Homeworks must uploaded before midnight the day they are due. Here is the link for uploading this homework. https://canvas.umn.edu/courses/330843/assignments/2795258.
Quiz 1
Problem 1
Write an R function that, given a numeric
vector x
returns a numeric vector whose components are
the first 10 strictly positive components of x
or all of the strictly positive components of x
if there are
fewer than 10. If x
has no positive components, then your
function should return a numeric vector of length zero.
For this problem you do not have to worry about GIEMO (garbage in, error messages out). That is the next problem. If your function does what it is supposed to when the input is correct, that gets full credit.
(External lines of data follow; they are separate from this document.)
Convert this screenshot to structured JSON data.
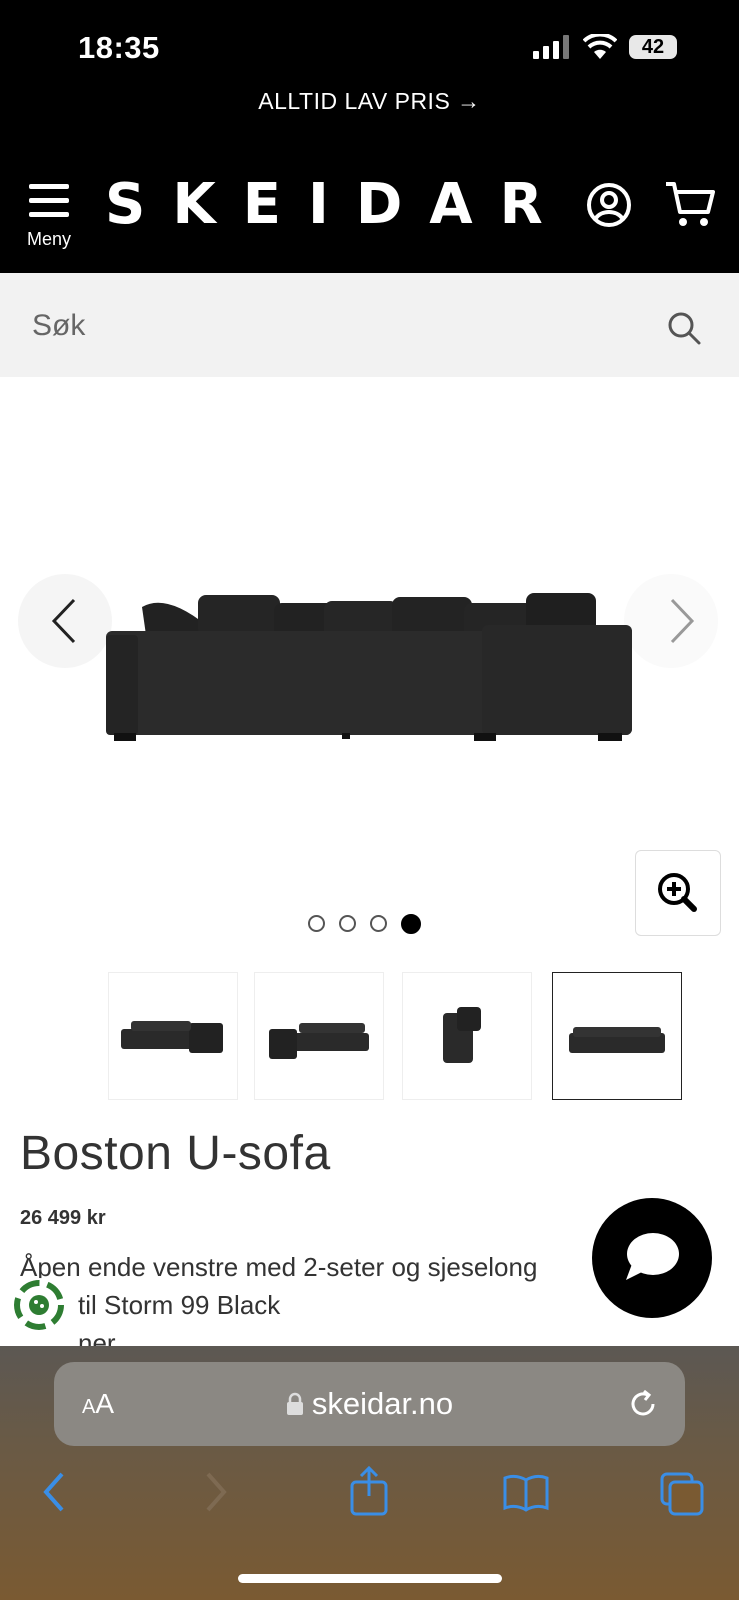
{
  "status_bar": {
    "time": "18:35",
    "battery": "42"
  },
  "promo": {
    "text": "ALLTID LAV PRIS →"
  },
  "header": {
    "menu_label": "Meny",
    "logo": "SKEIDAR"
  },
  "search": {
    "placeholder": "Søk"
  },
  "carousel": {
    "dots": 4,
    "active_index": 3
  },
  "product": {
    "title": "Boston U-sofa",
    "price": "26 499 kr",
    "description_line1": "Åpen ende venstre med 2-seter og sjeselong",
    "description_line2": "til Storm 99 Black",
    "description_line3": "ner"
  },
  "browser": {
    "aa_small": "A",
    "aa_big": "A",
    "url": "skeidar.no"
  },
  "colors": {
    "header_bg": "#000000",
    "search_bg": "#f2f2f2",
    "safari_blue": "#3a8ee6",
    "badge_green": "#2e7d32"
  }
}
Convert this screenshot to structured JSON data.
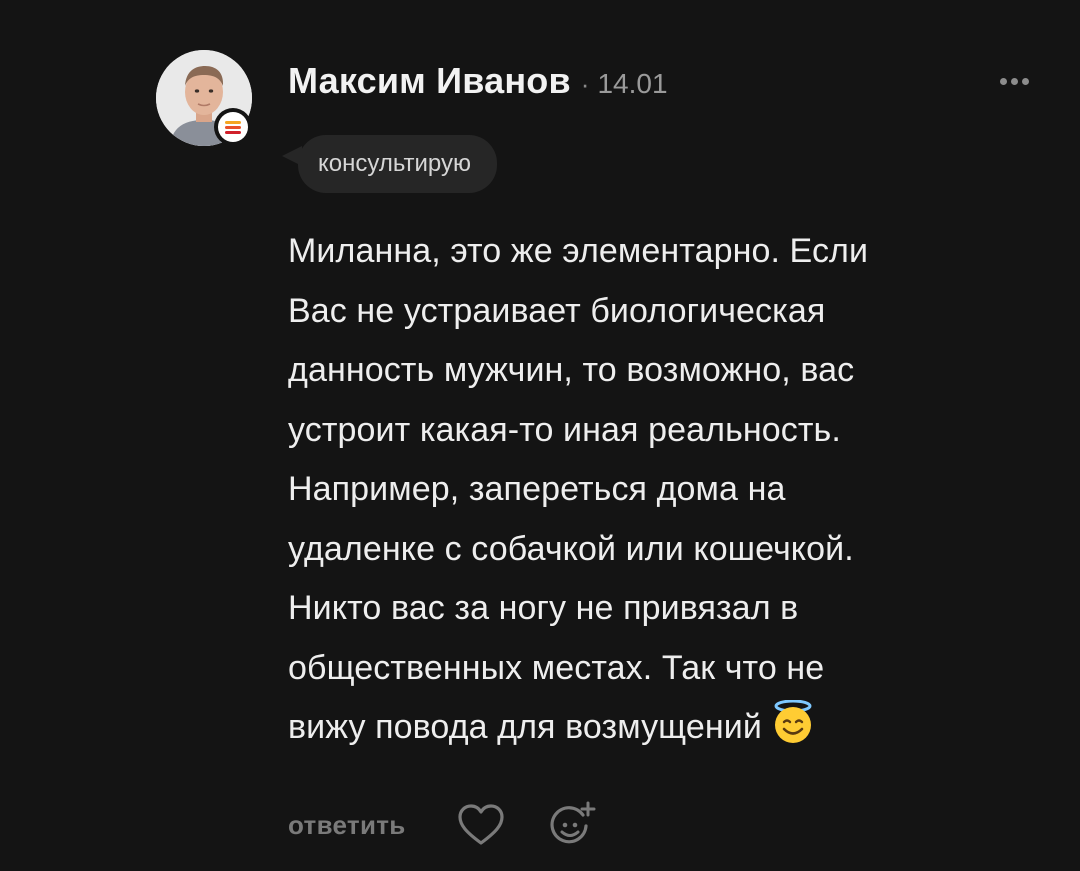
{
  "comment": {
    "author_name": "Максим Иванов",
    "separator": "·",
    "date": "14.01",
    "badge": "консультирую",
    "text_lines": [
      "Миланна, это же элементарно. Если",
      "Вас не устраивает биологическая",
      "данность мужчин, то возможно, вас",
      "устроит какая-то иная реальность.",
      "Например, запереться дома на",
      "удаленке с собачкой или кошечкой.",
      "Никто вас за ногу не привязал в",
      "общественных местах. Так что не",
      "вижу повода для возмущений"
    ],
    "trailing_emoji": "smiling-face-with-halo-icon"
  },
  "actions": {
    "reply_label": "ответить",
    "like_icon": "heart-icon",
    "react_icon": "add-reaction-icon"
  },
  "menu": {
    "more_icon": "more-dots-icon"
  },
  "colors": {
    "background": "#141414",
    "text": "#eeeeee",
    "muted": "#7a7a7a",
    "badge_bg": "#262626",
    "status_stripes": [
      "#f5a623",
      "#e8502a",
      "#d0202a"
    ]
  }
}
Not only write a function, but also show it working on numeric vectors having
- zero strictly positive components,
- between one and nine strictly positive components,
- exactly ten strictly positive components, and
- more than ten strictly positive components.
Problem 2
Rewrite your function for the preceding problem so it does GIEMO (garbage in, error messages out).
It should give an error if its argument has NA
or NaN
components or is not of type "numeric"
.
Show that your new function still works on the data described in the preceding problem.
Note:
In R the logical not operator is !
(exclamation point, also called bang).
So to reverse a test, precede it with !
.
The expression ! (x < 0)
does the same thing as x >= 0
.
This is illustrated several places in
the notes but we did not mention it in class.
Problem 3
Modify the calculations of
Section 7.5.4 of
the first course notes Basics
so that the statistical model
is the Cauchy location family, that is, the Cauchy family of distributions
(documented in the help for R function dcauchy
) with unknown
location parameter and known scale parameter, which we take to be the
default value (1).
As in that section, use a function factory to make your log likelihood function.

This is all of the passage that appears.